By Carolyn Appel

The current jurisdictional framework which prohibits tribes from prosecuting non-Indian members for violent sexual crimes is unable to respond to patterns of escalating violence, leaving many serious acts of domestic and dating violence unprosecuted and unpunished.  Sexual assault rates among Native American women are nearly twice the national average:  one in three Native women have been raped or experienced an attempted rape.  Moreover, federal law enforcement resources are often far away and stretched too thin to investigate and prosecute domestic violence crimes committed by non-Indians against Native women.  Congress should act by passing the proposed Violence Against Women Reauthorization Act (VAWA), which includes Section 904, specifically addresses this important issue.

For more than a decade, VAWA has provided funding to states in order to increase the availability of services, prosecutors, and law enforcement personnel to victims of domestic violence.  Originally enacted in 1994, VAWA was reauthorized twice, with unanimous Senate approval, in 2000 and 2005.

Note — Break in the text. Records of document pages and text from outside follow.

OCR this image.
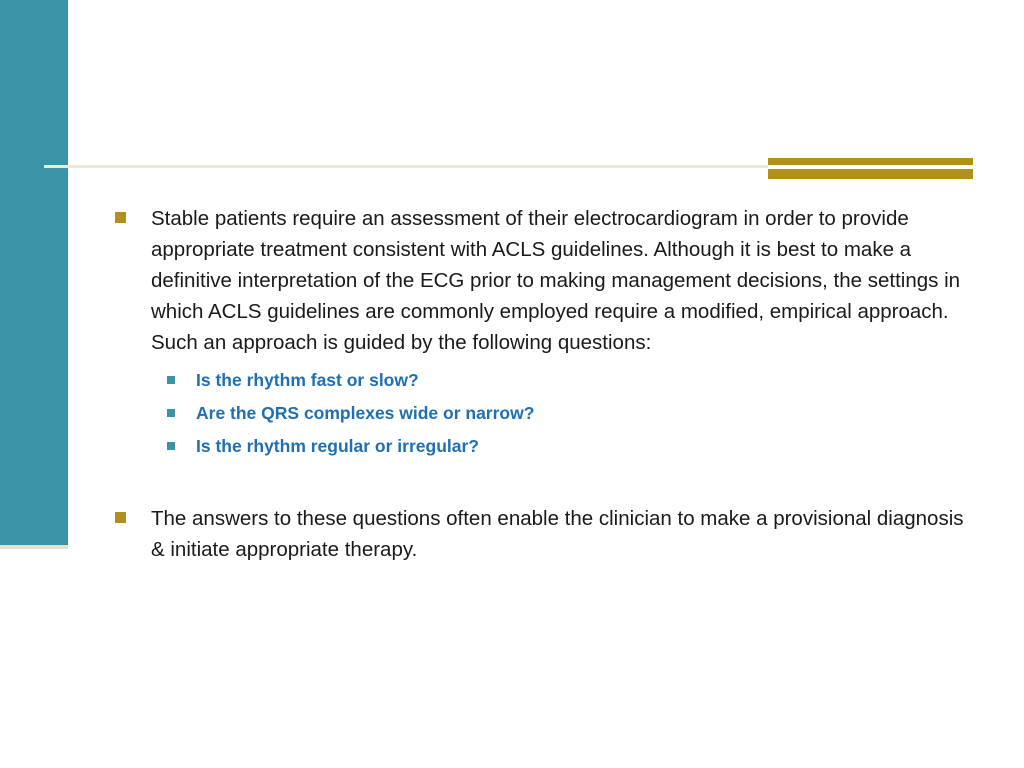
Stable patients require an assessment of their electrocardiogram in order to provide appropriate treatment consistent with ACLS guidelines. Although it is best to make a definitive interpretation of the ECG prior to making management decisions, the settings in which ACLS guidelines are commonly employed require a modified, empirical approach. Such an approach is guided by the following questions:
Is the rhythm fast or slow?
Are the QRS complexes wide or narrow?
Is the rhythm regular or irregular?
The answers to these questions often enable the clinician to make a provisional diagnosis & initiate appropriate therapy.
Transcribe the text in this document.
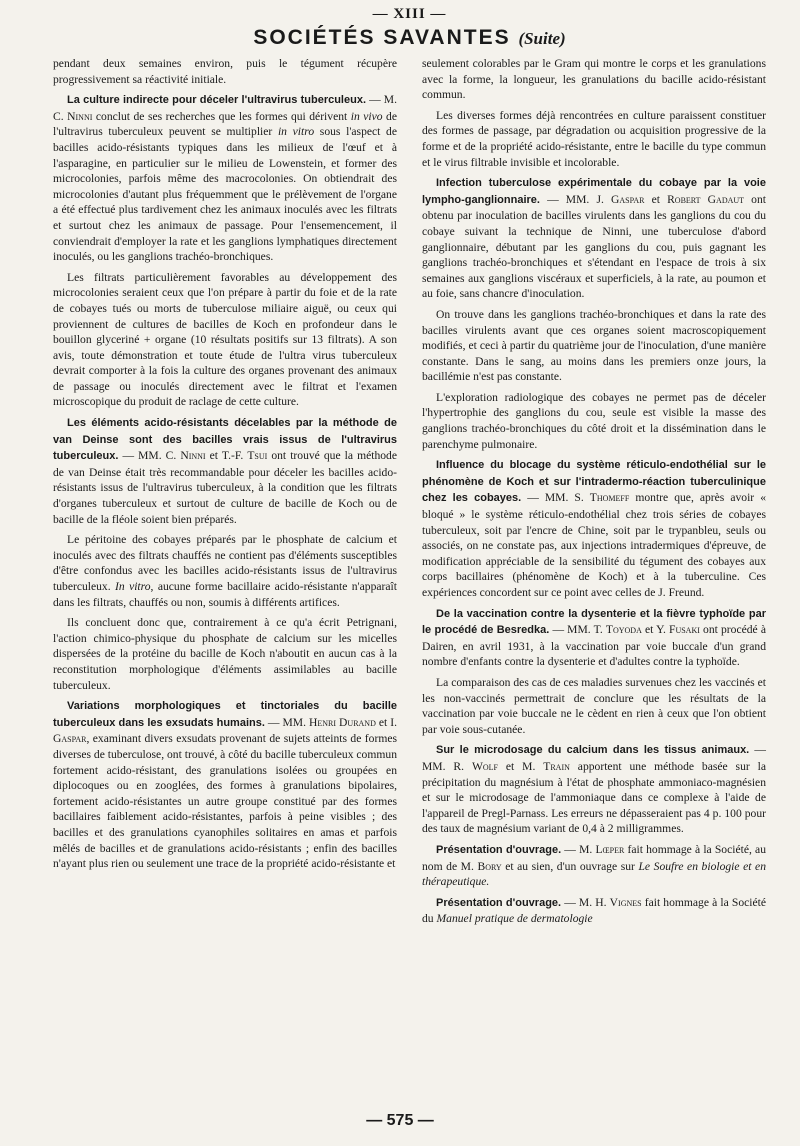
— XIII —
SOCIÉTÉS SAVANTES (Suite)

pendant deux semaines environ, puis le tégument récupère progressivement sa réactivité initiale.

La culture indirecte pour déceler l'ultravirus tuberculeux. — M. C. Ninni conclut de ses recherches que les formes qui dérivent in vivo de l'ultravirus tuberculeux peuvent se multiplier in vitro sous l'aspect de bacilles acido-résistants typiques dans les milieux de l'œuf et à l'asparagine, en particulier sur le milieu de Lowenstein, et former des microcolonies, parfois même des macrocolonies. On obtiendrait des microcolonies d'autant plus fréquemment que le prélèvement de l'organe a été effectué plus tardivement chez les animaux inoculés avec les filtrats et surtout chez les animaux de passage. Pour l'ensemencement, il conviendrait d'employer la rate et les ganglions lymphatiques directement inoculés, ou les ganglions trachéo-bronchiques.

Les filtrats particulièrement favorables au développement des microcolonies seraient ceux que l'on prépare à partir du foie et de la rate de cobayes tués ou morts de tuberculose miliaire aiguë, ou ceux qui proviennent de cultures de bacilles de Koch en profondeur dans le bouillon glyceriné + organe (10 résultats positifs sur 13 filtrats). A son avis, toute démonstration et toute étude de l'ultra virus tuberculeux devrait comporter à la fois la culture des organes provenant des animaux de passage ou inoculés directement avec le filtrat et l'examen microscopique du produit de raclage de cette culture.

Les éléments acido-résistants décelables par la méthode de van Deinse sont des bacilles vrais issus de l'ultravirus tuberculeux. — MM. C. Ninni et T.-F. Tsui ont trouvé que la méthode de van Deinse était très recommandable pour déceler les bacilles acido-résistants issus de l'ultravirus tuberculeux, à la condition que les filtrats d'organes tuberculeux et surtout de culture de bacille de Koch ou de bacille de la fléole soient bien préparés.

Le péritoine des cobayes préparés par le phosphate de calcium et inoculés avec des filtrats chauffés ne contient pas d'éléments susceptibles d'être confondus avec les bacilles acido-résistants issus de l'ultravirus tuberculeux. In vitro, aucune forme bacillaire acido-résistante n'apparaît dans les filtrats, chauffés ou non, soumis à différents artifices.

Ils concluent donc que, contrairement à ce qu'a écrit Petrignani, l'action chimico-physique du phosphate de calcium sur les micelles dispersées de la protéine du bacille de Koch n'aboutit en aucun cas à la reconstitution morphologique d'éléments assimilables au bacille tuberculeux.

Variations morphologiques et tinctoriales du bacille tuberculeux dans les exsudats humains. — MM. Henri Durand et I. Gaspar, examinant divers exsudats provenant de sujets atteints de formes diverses de tuberculose, ont trouvé, à côté du bacille tuberculeux commun fortement acido-résistant, des granulations isolées ou groupées en diplocoques ou en zooglées, des formes à granulations bipolaires, fortement acido-résistantes un autre groupe constitué par des formes bacillaires faiblement acido-résistantes, parfois à peine visibles ; des bacilles et des granulations cyanophiles solitaires en amas et parfois mêlés de bacilles et de granulations acido-résistants ; enfin des bacilles n'ayant plus rien ou seulement une trace de la propriété acido-résistante et

seulement colorables par le Gram qui montre le corps et les granulations avec la forme, la longueur, les granulations du bacille acido-résistant commun.

Les diverses formes déjà rencontrées en culture paraissent constituer des formes de passage, par dégradation ou acquisition progressive de la forme et de la propriété acido-résistante, entre le bacille du type commun et le virus filtrable invisible et incolorable.

Infection tuberculose expérimentale du cobaye par la voie lympho-ganglionnaire. — MM. J. Gaspar et Robert Gadaut ont obtenu par inoculation de bacilles virulents dans les ganglions du cou du cobaye suivant la technique de Ninni, une tuberculose d'abord ganglionnaire, débutant par les ganglions du cou, puis gagnant les ganglions trachéo-bronchiques et s'étendant en l'espace de trois à six semaines aux ganglions viscéraux et superficiels, à la rate, au poumon et au foie, sans chancre d'inoculation.

On trouve dans les ganglions trachéo-bronchiques et dans la rate des bacilles virulents avant que ces organes soient macroscopiquement modifiés, et ceci à partir du quatrième jour de l'inoculation, d'une manière constante. Dans le sang, au moins dans les premiers onze jours, la bacillémie n'est pas constante.

L'exploration radiologique des cobayes ne permet pas de déceler l'hypertrophie des ganglions du cou, seule est visible la masse des ganglions trachéo-bronchiques du côté droit et la dissémination dans le parenchyme pulmonaire.

Influence du blocage du système réticulo-endothélial sur le phénomène de Koch et sur l'intradermo-réaction tuberculinique chez les cobayes. — MM. S. Thomeff montre que, après avoir « bloqué » le système réticulo-endothélial chez trois séries de cobayes tuberculeux, soit par l'encre de Chine, soit par le trypanbleu, seuls ou associés, on ne constate pas, aux injections intradermiques d'épreuve, de modification appréciable de la sensibilité du tégument des cobayes aux corps bacillaires (phénomène de Koch) et à la tuberculine. Ces expériences concordent sur ce point avec celles de J. Freund.

De la vaccination contre la dysenterie et la fièvre typhoïde par le procédé de Besredka. — MM. T. Toyoda et Y. Fusaki ont procédé à Dairen, en avril 1931, à la vaccination par voie buccale d'un grand nombre d'enfants contre la dysenterie et d'adultes contre la typhoïde.

La comparaison des cas de ces maladies survenues chez les vaccinés et les non-vaccinés permettrait de conclure que les résultats de la vaccination par voie buccale ne le cèdent en rien à ceux que l'on obtient par voie sous-cutanée.

Sur le microdosage du calcium dans les tissus animaux. — MM. R. Wolf et M. Train apportent une méthode basée sur la précipitation du magnésium à l'état de phosphate ammoniaco-magnésien et sur le microdosage de l'ammoniaque dans ce complexe à l'aide de l'appareil de Pregl-Parnass. Les erreurs ne dépasseraient pas 4 p. 100 pour des taux de magnésium variant de 0,4 à 2 milligrammes.

Présentation d'ouvrage. — M. Lœper fait hommage à la Société, au nom de M. Bory et au sien, d'un ouvrage sur Le Soufre en biologie et en thérapeutique.

Présentation d'ouvrage. — M. H. Vignes fait hommage à la Société du Manuel pratique de dermatologie

— 575 —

Included in this most recent reauthorization is Section 904, which enhances protections for women on tribal lands by allowing tribes to prosecute non-Native Americans for domestic and dating violence.  This section is narrowly tailored to protect Native women from intimate partner and domestic violence: it only applies when the victim is an Indian and the crime occurs in Indian country.  The prosecuting tribe also can only exercise special domestic violence criminal jurisdiction over a defendant who has ties to the tribal community; defendants with no ties to the tribal community would not be subject to the tribes’ jurisdiction.

Congress has the power to grant tribal governments criminal jurisdiction over non-Indians charged with crimes committed on reservations.  In Oliphant v. Suquamish Indian Tribe, where a non-Indian man was charged with assaulting a tribal officer and resisting arrest during the Suquamish’s annual Chief Seattle Days celebration, the court expressly held that Indian reservations are part of the territory of the United States.  As such, a tribes’ claim to criminal jurisdiction over non-Indians is constrained so as not to conflict with the interests of this overriding sovereignty.  However, the Oliphant court held that tribes could prosecute non-Indian citizens of the United States “in a manner acceptable to Congress.”  Oliphant v. Suquamish Indian Tribe, 435 U.S. 191, 210 (1978).

Twelve years after the Oliphant decision, in Duro v. Reina where a member of another tribe shot and killed and Indian youth within the reservation’s boundaries, the Court held that Indian tribes have jurisdiction only over members of their own tribes.  In response, Congress enacted legislation specifically authorizing a tribe to prosecute Indian members of a different tribe.  Thus, the proposed VAWA reauthorization is not the first time that Congress has taken action to expand tribal jurisdictional authority for criminal prosecution.

The “Duro fix” was upheld in U.S. v. Lara where an Indian man who was not a member of the Spirit Lake Tribe ignored the Tribe’s order excluding him from its reservation and struck a federal officer attempting to arrest him.  The man pled guilty in Tribal Court for committing violence against a policeman and was then charged by the federal government for assaulting a federal officer.  The man claimed that he could not be prosecuted because key elements of the federal crime mirrored elements of the tribal crime; thus he was protected by the 5th Amendment’s Double Jeopardy Clause.  The Court in Lara held that the Constitution grants Congress broad powers to legislate with respect to Indian tribes, and that Congress can enact legislation that constrains or relaxes restrictions on tribal sovereign authority.  Therefore, should Congress include Section 904 of the proposed reauthorization of VAWA, Congress would be explicitly expanding tribal jurisdictional power to prosecute non-Indians accused of committing domestic violence – an act which is constitutional.

Some have expressed concern that Section 904 does not provide adequate protection for non-Indians who would be subject to the special domestic violence criminal jurisdiction in tribal courts.  The Indian Civil Rights Act of 1968 extends core protections, such as the Fourth Amendment right to be secure from unreasonable search and seizures and the Fifth Amendment privilege against self-incrimination, to any defendant – Indian or non-Indian.  Section 904 reinforces these protections, requiring tribal courts to provide “all other rights…under the Constitution of the United States” which Congress finds necessary.  S. 47, 113th Cong. § 904(d)(4).

On March 7, 2013, President Obama made the right move in signing into law VAWA reauthorization which included Section 904.  This bill signifies a huge step forward in protecting Native women and ensuring that no person who commits an act of violence against an intimate partner is above the law.

Sources:

http://www.nytimes.com/2012/05/23/us/native-americans-struggle-with-high-rate-of-rape.html?pagewanted=all&_r=0

www.justice.gov/iso/opa/asg/speeches/2011/asg-speech-110714.html

Oliphant v. Suquamish Indian Tribe, 435 U.S. 191, (1978).

Duro v. Reina, 495 U.S. 676 (1990).

U.S. v. Lara, 541 U.S. 193 (2004).

Violence Against Women Reauthorization Act of 2013, S. 47, 113th Cong. § 904 (2013).